« Nous devons agir maintenant. », Guido Cornale, représentant de l’Unicef au Niger, souligne l’urgence de financer les efforts du gouvernement et des organisations humanitaires – nationales ou internationales – pour pouvoir prendre en charge près de 400 000 enfants souffrant de malnutrition aiguë sévère. Interview.
Quelle est l’ampleur de la crise alimentaire et nutritionnelle qui se dessine au Niger ?
La situation est très grave. Ce n’est pas seulement le Niger qui est affecté, c’est toute la région du Sahel.
La crise a déjà commencé, avec des familles qui ont déjà presque épuisé
leurs réserves de nourriture et dont le bétail est menacé par la
sécheresse. La période de soudure, qui durera jusqu'aux prochaines
récoltes en octobre, débute particulièrement tôt cette année.
Selon une enquête de décembre 2011, 38% de la population totale, soit 5,4 millions de personnes, sont en situation d'insécurité alimentaire.
Si aucune assistance humanitaire n’est déployée immédiatement, la
malnutrition et la mortalité des enfants augmenteront. Déjà, le taux de
malnutrition aiguë sévère reste très élevé parmi les enfants, bien
au-dessus du seuil d’alerte des 10%, parce que les enfants peinent à se
remettre de la crise de 2010. Ce nouveau choc pourrait avoir un impact
dévastateur sur les plus jeunes et les plus vulnérables.

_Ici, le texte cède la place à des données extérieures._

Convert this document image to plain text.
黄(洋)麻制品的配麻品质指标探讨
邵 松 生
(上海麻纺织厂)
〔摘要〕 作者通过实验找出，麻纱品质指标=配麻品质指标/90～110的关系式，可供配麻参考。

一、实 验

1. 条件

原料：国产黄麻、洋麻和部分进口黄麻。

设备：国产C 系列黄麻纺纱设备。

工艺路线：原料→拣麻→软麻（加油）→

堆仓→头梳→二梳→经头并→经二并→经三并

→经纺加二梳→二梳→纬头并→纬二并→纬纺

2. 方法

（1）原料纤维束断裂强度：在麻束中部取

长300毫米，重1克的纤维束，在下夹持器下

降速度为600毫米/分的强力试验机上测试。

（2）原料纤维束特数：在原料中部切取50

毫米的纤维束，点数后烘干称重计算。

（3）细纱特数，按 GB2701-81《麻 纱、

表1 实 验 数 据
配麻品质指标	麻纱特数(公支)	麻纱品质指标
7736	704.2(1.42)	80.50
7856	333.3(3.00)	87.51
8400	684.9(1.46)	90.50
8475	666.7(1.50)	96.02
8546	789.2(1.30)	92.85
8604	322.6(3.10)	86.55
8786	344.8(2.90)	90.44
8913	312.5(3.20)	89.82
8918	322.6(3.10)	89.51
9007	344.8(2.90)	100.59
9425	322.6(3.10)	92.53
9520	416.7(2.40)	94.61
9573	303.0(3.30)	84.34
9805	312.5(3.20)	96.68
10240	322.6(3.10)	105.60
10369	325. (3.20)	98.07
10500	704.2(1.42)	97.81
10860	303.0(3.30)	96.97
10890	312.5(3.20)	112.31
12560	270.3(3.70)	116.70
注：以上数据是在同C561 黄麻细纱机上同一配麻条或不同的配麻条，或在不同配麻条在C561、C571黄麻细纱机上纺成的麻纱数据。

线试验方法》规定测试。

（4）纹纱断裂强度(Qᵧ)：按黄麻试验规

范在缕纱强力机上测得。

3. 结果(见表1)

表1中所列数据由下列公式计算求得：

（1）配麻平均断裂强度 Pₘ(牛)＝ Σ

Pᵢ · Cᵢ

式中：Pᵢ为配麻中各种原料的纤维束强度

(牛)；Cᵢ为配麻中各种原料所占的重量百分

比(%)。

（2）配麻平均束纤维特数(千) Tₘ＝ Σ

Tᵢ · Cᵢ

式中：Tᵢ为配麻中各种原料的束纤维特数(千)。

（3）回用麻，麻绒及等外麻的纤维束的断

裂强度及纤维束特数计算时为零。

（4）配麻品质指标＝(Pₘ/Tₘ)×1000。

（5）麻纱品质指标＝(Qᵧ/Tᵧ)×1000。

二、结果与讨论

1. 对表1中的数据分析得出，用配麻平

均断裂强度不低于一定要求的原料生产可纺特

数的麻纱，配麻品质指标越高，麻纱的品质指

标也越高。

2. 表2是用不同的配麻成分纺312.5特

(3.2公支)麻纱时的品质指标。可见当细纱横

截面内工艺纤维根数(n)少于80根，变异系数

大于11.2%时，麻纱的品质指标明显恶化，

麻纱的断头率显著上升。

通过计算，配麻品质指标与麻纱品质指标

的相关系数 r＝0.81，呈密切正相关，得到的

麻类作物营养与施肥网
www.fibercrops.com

Que font les acteurs humanitaires ?
Les activités sur le terrain ont déjà commencé. Le gouvernement a mis en place un plan de réponse d’urgence. Les agences onusiennes et les ONG mènent des programmes de distributions ou de subventions dans la plupart des régions affectées.
Une attention constante est portée au statut nutritionnel des enfants,
afin d’assurer si nécessaire leur transfert vers des centres de
récupération nutritionnelle.
Un appel conjoint du gouvernement et des organisations humanitaires
évalue les besoins de financements à plus de 176 millions d'euros. Mais
pour l'instant, seuls 10% des besoins sont couverts,
avec une promesse d'aide supplémentaire de la part de l'Union européenne
et autres bailleurs de fonds . L'alerte a été donnée très tôt, l'échec
serait impardonnable.
Quels sont les points de comparaison entre cette année, les années sans crise et les crises précédentes ?
L’Unicef estime qu’au Sahel, plus d’1 million d’enfants de moins de 5 ans seront atteints de malnutrition aiguë sévère en 2012.
Au Niger, nous anticipons la prise en charge de 390 000 cas. En 2011,
année sans crise grâce à une bonne récolte, le système de santé
national, soutenu par les agences de l’ONU et les ONG, a soigné 300 000
enfants sévèrement malnutris. Cela montre que la structure est en place
et est capable de fournir une réponse efficace.
De plus, une forte volonté politique de s'attaquer au fléau de la
malnutrition anime le gouvernement, et cela fait toute la différence
avec 2005, où les efforts des acteurs de l'aide se heurtaient à la
résistance des autorités.
Les troubles de l’an dernier en Libye et en Côte d’Ivoire ont entraîné le retour de milliers de Nigériens chez eux. Dans quelle mesure cela a-t-il un impact sur la situation ?
Cela a eu trois grandes conséquences. D’abord, le retour de plus de 200 000 personnes en situation de détresse a augmenté la vulnérabilité de leurs communautés d’origine. Ensuite, sur le plan économique, les versements et le commerce ont été interrompus. Enfin, ce retour a un impact sur le terrorisme et le banditisme. L’insécurité a augmenté en raison d’un afflux massif d’armes.
Dans quelle mesure la situation d’insécurité affecte t-elle l’accès humanitaire ?
À ce jour, la communauté humanitaire poursuit les programmes en cours.
Des mesures de sécurité supplémentaires ont été mises en place pour
atténuer les risques d’insécurité et pour permettre aux Nations unies de
continuer à faire leur travail, en collaboration directe avec les ONG
nationales et internationales.
Est-il encore temps de prévenir une crise généralisée ?
Le gouvernement nigérien a commencé à alerter la communauté internationale dès août 2011.
Les pluies étaient alors trop faibles et trop irrégulières. Cela a été
confirmé en novembre, quand l’ampleur de la récolte et le déficit du
pâturage ont été évalués. Le gouvernement a mis en place un programme
d’urgence, comprenant des programmes d’irrigation, le
réapprovisionnement des réserves de nourriture et la réouverture des
marchés. Et la mobilisation internationale a commencé en septembre. Alors, oui, une crise peut être évitée, mais nous devons agir maintenant.